Trinity Hall launches virtual tour for Cambridge applicants
It is the first Cambridge college to make available a 3D virtual tour
Trinity Hall has released a 3D virtual tour on its website “that allows anyone to walk around the 671-year-old College’s grounds.”
The virtual tour contains descriptions of Trinity Hall’s “historic buildings by the River Cam.” Viewers can “pass along the same corridors as famous alumni like Professor Stephen Hawking and actor Rachel Weisz, as well as former Prime Ministers, novelists and Nobel laureates.”
It also includes “the main spaces on Central Site, including several student rooms, the historic Dining Hall, and both the modern Jerwood Library and the Old Library where books dating back 900 years can be found.”

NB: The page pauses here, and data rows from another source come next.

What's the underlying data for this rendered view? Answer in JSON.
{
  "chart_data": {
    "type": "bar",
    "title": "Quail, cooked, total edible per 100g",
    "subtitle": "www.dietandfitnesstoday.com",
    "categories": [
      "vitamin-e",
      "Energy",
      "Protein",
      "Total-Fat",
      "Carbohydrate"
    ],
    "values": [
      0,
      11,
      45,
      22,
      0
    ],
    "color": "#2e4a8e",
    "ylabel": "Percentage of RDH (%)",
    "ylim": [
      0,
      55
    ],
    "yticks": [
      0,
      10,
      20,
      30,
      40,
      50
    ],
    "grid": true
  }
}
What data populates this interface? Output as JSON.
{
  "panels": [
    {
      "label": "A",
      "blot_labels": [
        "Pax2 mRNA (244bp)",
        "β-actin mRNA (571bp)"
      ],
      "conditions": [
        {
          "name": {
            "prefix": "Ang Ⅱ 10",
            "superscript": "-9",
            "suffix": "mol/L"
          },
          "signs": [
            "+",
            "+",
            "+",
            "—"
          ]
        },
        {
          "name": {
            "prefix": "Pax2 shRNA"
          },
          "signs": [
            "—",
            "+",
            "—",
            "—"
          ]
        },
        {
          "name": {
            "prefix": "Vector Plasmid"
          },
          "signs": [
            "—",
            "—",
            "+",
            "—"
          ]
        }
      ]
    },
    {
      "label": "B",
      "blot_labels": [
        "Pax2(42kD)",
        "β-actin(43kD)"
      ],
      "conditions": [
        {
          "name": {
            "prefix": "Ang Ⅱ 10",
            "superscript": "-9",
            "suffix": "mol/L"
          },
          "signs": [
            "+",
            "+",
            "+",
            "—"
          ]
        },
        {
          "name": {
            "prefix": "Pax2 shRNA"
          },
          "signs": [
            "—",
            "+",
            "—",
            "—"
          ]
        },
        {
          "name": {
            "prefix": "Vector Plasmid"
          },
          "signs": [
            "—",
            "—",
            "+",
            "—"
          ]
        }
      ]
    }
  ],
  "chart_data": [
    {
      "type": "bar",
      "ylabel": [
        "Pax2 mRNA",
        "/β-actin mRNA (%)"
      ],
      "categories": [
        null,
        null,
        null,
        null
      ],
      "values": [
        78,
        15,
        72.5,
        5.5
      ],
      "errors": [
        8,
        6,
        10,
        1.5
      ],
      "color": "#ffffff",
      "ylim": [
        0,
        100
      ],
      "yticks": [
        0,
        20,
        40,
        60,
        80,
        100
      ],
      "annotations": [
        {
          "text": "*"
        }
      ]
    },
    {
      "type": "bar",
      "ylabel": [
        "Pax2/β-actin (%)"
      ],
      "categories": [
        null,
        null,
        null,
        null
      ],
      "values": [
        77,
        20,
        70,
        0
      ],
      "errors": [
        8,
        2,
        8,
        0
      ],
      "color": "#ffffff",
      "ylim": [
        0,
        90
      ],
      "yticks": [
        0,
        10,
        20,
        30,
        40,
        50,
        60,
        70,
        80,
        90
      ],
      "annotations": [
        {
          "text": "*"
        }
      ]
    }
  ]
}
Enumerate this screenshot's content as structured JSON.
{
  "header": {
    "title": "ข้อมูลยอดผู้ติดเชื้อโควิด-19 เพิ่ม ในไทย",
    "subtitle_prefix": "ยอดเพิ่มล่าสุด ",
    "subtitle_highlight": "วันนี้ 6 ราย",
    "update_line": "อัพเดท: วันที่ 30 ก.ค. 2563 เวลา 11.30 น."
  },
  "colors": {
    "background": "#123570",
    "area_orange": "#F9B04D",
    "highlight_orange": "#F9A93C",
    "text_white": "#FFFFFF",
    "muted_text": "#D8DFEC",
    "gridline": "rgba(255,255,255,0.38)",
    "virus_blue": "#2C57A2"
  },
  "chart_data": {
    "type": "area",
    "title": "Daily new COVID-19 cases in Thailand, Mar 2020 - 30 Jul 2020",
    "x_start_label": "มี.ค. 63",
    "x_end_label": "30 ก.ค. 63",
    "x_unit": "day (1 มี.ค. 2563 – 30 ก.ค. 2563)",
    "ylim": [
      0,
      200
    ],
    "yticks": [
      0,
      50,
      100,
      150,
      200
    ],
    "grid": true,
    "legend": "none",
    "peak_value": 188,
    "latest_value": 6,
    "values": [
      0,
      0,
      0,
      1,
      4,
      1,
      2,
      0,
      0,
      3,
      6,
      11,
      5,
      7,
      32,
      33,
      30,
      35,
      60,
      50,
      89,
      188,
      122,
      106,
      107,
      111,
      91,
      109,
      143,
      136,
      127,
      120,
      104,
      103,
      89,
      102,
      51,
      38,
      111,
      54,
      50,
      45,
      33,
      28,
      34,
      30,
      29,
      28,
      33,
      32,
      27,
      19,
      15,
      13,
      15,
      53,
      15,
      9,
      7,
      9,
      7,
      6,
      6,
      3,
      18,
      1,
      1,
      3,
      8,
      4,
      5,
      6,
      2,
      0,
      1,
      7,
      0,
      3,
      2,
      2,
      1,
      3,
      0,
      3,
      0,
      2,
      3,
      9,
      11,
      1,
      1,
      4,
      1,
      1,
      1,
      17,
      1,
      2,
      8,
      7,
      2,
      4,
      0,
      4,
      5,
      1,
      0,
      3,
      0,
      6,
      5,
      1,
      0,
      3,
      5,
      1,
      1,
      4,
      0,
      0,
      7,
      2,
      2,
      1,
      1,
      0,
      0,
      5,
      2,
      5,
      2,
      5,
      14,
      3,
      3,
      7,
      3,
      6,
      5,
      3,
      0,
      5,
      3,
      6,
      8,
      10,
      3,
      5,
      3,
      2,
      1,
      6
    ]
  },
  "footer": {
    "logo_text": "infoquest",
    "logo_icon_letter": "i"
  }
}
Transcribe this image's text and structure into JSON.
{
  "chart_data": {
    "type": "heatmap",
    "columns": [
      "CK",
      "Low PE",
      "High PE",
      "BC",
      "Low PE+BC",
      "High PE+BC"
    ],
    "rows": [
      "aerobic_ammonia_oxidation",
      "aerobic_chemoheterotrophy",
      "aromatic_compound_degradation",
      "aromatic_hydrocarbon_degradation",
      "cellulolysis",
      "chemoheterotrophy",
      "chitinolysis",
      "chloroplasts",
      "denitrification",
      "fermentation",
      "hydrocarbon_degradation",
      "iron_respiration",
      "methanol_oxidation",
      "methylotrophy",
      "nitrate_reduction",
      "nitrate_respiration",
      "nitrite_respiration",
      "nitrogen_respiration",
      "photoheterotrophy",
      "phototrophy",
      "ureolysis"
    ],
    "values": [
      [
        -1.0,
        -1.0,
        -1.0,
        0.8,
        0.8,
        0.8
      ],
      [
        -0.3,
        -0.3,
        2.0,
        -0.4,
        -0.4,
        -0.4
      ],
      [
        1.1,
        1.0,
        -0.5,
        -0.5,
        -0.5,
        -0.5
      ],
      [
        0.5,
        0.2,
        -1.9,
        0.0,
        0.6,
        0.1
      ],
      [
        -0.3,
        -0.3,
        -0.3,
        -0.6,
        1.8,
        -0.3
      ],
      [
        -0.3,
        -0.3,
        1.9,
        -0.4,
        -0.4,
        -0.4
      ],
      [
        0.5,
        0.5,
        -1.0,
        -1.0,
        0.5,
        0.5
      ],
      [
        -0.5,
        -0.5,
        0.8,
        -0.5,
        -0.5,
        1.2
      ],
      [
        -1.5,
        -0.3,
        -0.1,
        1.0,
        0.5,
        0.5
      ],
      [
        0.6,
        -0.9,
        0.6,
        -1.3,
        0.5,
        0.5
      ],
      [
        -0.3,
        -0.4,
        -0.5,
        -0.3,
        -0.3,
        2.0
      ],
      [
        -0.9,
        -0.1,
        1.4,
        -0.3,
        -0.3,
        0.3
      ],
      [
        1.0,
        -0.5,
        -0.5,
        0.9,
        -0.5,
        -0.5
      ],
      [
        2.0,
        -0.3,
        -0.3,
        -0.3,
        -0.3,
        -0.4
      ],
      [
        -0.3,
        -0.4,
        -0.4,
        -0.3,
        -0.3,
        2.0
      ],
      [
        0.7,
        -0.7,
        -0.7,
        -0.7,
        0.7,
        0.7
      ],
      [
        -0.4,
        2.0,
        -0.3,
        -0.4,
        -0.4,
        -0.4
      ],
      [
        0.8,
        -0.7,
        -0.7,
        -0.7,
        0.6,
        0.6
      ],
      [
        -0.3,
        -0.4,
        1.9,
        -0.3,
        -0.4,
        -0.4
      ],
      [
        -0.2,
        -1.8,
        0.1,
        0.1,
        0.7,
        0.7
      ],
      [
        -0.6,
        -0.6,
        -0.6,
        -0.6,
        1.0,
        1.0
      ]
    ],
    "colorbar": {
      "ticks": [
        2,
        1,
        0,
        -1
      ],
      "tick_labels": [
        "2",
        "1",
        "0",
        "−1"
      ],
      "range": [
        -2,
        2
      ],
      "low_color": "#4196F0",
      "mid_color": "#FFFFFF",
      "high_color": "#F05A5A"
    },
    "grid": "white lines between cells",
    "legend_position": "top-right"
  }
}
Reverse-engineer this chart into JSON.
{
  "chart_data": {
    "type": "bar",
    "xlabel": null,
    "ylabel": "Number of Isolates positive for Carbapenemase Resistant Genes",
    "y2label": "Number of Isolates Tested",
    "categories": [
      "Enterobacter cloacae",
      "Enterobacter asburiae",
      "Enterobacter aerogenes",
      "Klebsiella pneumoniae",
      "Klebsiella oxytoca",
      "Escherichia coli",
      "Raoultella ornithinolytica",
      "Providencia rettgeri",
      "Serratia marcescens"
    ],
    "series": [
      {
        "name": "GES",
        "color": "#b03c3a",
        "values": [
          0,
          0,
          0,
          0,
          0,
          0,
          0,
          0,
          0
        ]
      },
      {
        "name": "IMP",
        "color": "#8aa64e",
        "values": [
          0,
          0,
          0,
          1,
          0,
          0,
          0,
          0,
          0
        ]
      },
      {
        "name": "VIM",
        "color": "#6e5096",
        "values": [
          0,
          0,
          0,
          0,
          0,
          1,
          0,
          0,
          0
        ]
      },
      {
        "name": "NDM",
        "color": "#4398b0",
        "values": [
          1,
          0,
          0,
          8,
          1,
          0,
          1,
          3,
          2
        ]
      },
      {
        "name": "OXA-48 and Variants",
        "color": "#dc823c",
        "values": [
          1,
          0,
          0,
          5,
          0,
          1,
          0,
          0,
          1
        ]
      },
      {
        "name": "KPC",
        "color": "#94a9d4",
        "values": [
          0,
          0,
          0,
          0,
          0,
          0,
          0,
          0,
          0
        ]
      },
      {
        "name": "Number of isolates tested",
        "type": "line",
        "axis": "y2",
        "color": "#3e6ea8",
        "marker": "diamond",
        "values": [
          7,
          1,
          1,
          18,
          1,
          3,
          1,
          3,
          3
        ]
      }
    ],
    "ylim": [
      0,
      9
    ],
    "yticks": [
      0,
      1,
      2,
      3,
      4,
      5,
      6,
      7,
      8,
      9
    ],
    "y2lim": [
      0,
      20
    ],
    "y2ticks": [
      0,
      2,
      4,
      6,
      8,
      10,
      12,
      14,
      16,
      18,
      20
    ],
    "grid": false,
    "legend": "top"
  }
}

In a press release, Dr. Marcus Tomalin, Director of Admissions at Trinity Hall, suggested that the virtual tour had been created in an effort “to enable people to visit Trinity Hall remotely and explore its facilities.” Dr. Tomalin noted that Trinity Hall “has never before been opened up in this way to the public.”
The launch of the virtual tour was “made all the more important by pandemic restrictions.”
Dr. Tomalin pointed out that the Trinity Hall Admissions team’s webinars and social media posts “are limited in their capacity to familiarise future students with the space and atmosphere of the College.” The virtual tour “will allow prospective applicants to view [Trinity Hall], regardless of where they are in the world.”
The virtual tour was released in collaboration with Venue View. The collaboration and project were supported by a donation from a Trinity Hall alumnus, Tim Bunting.
Trinity Hall “will continue their partnership with Venue View in 2022 to capture more of Trinity Hall’s facilities across the City.” The College “hopes to tailor the project for its different community members, giving its alumni and anyone wishing to use its events facilities more personalised tours.”
Trinity Hall “primarily focusses its access and widening participation efforts on Bath, North East Somerset, Bristol and South Gloucestershire, in addition to a Cambridgeshire school.”
However, the virtual tour aims to “give a sense of the life and personality of the College to everyone who is unable to visit in person, no matter where they are in the world.”
The virtual tour is interactive. It can be accessed here using both mobile phones and personal computers.